We would buy the bond at 826
After 1 year we would expect it to see at 909
After 2 years it will be worth 1000 = maturity value.
We think of interest income as yield on bond x opening value
10% x 826 = 82.6 (roughly 83) but that has not come in cash as there is no coupon,
The 83 is amoertisation of the discount - the movement in value over time as we are discounting by less years.
When we want to market to market becuase of chnages in price we compare to "what theoreticaly we think it should be worrth ie. 909 not what we purchases it for.
The bond priced moved from 826 to 950
but 83 of this was due the passage of time. The gain due to “interest income” we would expect on the bond.

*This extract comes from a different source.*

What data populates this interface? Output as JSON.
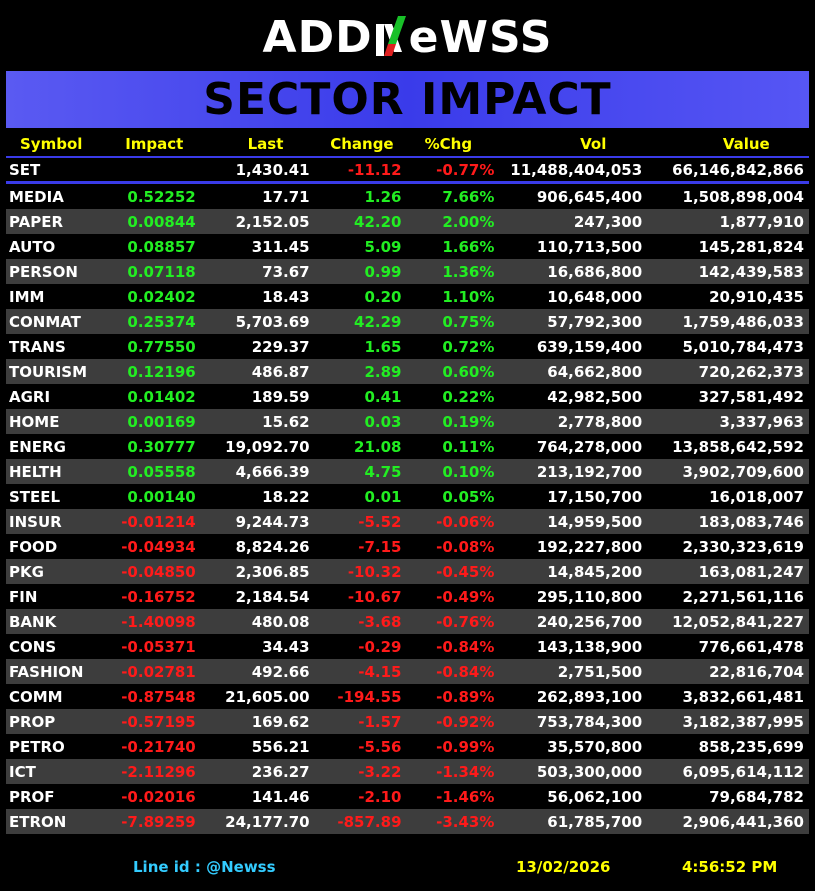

909 to 950 = 41 is the actual gain over what I expected.
Think of a different bonn
N = 2 Y/y = 10 PMT = 100 FV = 1000 CPT Price = 1000
N =1 i/Y = 10 PMT = 100 FV = 1000 CPT Price = 1000
Here the coupons at 10% = discount rate (i/y) = 10%
Just due to time we do not expect the bond price to chnage. It reamins at par. OUr expectation due to the maths is price = 1000.
If the market price moves to 1070 at the end of year 1 we have a gain of 70. At year1 we expected 1000 but the price was 1070 = gain at 70.
Back to the first bond.
The price mobed from 826 to 950 = 124
But expected a change of 83 (amortization of the discount) so the unrealised capiital is 124 - 83 = 41.
The 83 is the chnage we epect over time and is ineffect a source of interest income not capital gain.
How does the amortized discount shows up on Balance Sheet and Income Statement?
I understood that the amortized discount sums up to the carrying value of the bond on the balance sheet (under “receivables” if we are talking on the bondholder, right?)
But how about the income statement?
We add the interest income, but what do we do with the coupon value and the amortized discount in each period? Likewise, what happens under the perspective of the issuer?